Senators Grill Data Executives

Another congressional committee took a crack at data providers and called for federal legislation to govern them yesterday, just one day after LexisNexis revealed its discovery of data breaches exposing 280,000 additional consumers to identity theft.


On March 9, LexisNexis said that personal information of 32,000 consumers had been accessed through misappropriation of legitimate customer identifications and passwords from its Seisint database. After an internal investigation, it announced April 12 that another 280,000 consumers were at risk. The investigation yielded 59 instances of fraudulent access to data including names, addresses, Social Security numbers and driver's license numbers.


The Senate Committee on the Judiciary hearing was titled "Securing Electronic Personal Data: Striking a Balance Between Privacy and Commercial and Governmental Use." It was led by committee chairman Arlen Specter, R-PA, who stressed the need for uniform federal regulation of data brokers in his opening statement.


LexisNexis president/CEO Kurt P. Sanford testified on a panel along with executives from fellow data providers ChoicePoint Inc. and Acxiom Corp.


ChoicePoint initially notified 35,000 California consumers that their information may have been accessed in late January as required by state law.

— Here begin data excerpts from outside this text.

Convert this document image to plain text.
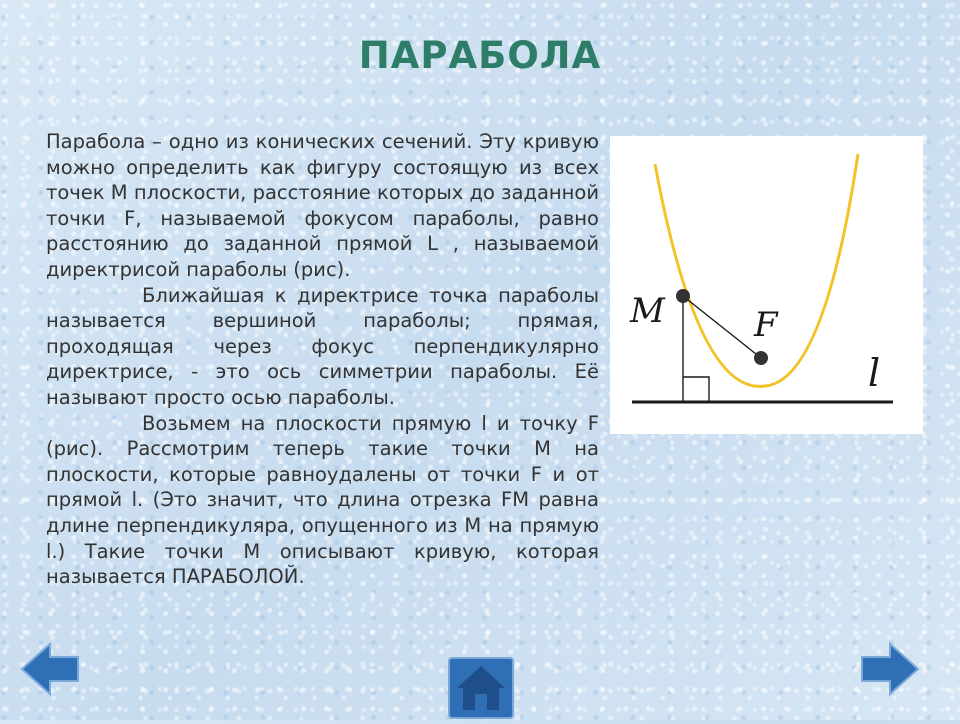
ПАРАБОЛА

Парабола – одно из конических сечений. Эту кривую можно определить как фигуру состоящую из всех точек М плоскости, расстояние которых до заданной точки F, называемой фокусом параболы, равно расстоянию до заданной прямой L , называемой директрисой параболы (рис).

Ближайшая к директрисе точка параболы называется вершиной параболы; прямая, проходящая через фокус перпендикулярно директрисе, - это ось симметрии параболы. Её называют просто осью параболы.

Возьмем на плоскости прямую l и точку F (рис). Рассмотрим теперь такие точки М на плоскости, которые равноудалены от точки F и от прямой l. (Это значит, что длина отрезка FM равна длине перпендикуляра, опущенного из М на прямую l.) Такие точки М описывают кривую, которая называется ПАРАБОЛОЙ.

M	F
l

On Feb. 16, it said another 110,000 letters would be sent nationwide involving the fraud. ChoicePoint president/COO/director Douglas C. Curling also testified.


Sanford and Curling expressed regret about the data breaches and highlighted increased security measures being taken at their firms as they did previously during March 15 hearings of the Senate Banking, Housing and Urban Affairs Committee and a House of Representatives subcommittee of the Committee on Energy and Commerce.


In her testimony, Jennifer T. Barrett, chief privacy officer at Acxiom, emphasized the differences between her firm and other data brokers, saying that Acxiom does not provide information on individuals beyond telephone directory products. She also said Acxiom has no information that could be used to commit identity fraud because its directory products contain only name, address and telephone information.


Barrett discussed a hacking incident in which mostly non-sensitive data were compromised and said the firm has tightened security since. She said Acxiom supports federal preemptive legislation to require consumer notification of security breaches that put people at risk. Barrett also said Acxiom supports the extension of the Gramm Leach Bliley Act Safeguards rule, which requires financial institutions to have a written information security plan, and that it voluntarily follows this rule.


Federal Trade Commission chairman Deborah Platt Majoras reiterated her testimony from the previous hearings, outlining the Fair Credit Reporting Act, Gramm Leach Bliley and Section Five of the FTC Act prohibiting unfair and deceptive trade practices as existing legislation that regulates some data brokering.


Additional panelists included the FBI, U.S. Secret Service and National Association of Attorneys General representatives as well as privacy advocates.


In other data protection news, Sen. Dianne Feinstein, D-CA, offered a revised version yesterday of the Notification of Risk to Personal Data Act that she first introduced Jan. 24. The original bill required mandatory notification when sensitive data are breached. The revision adds provisions to close loopholes that exempt encrypted data and specify the contents of the notices.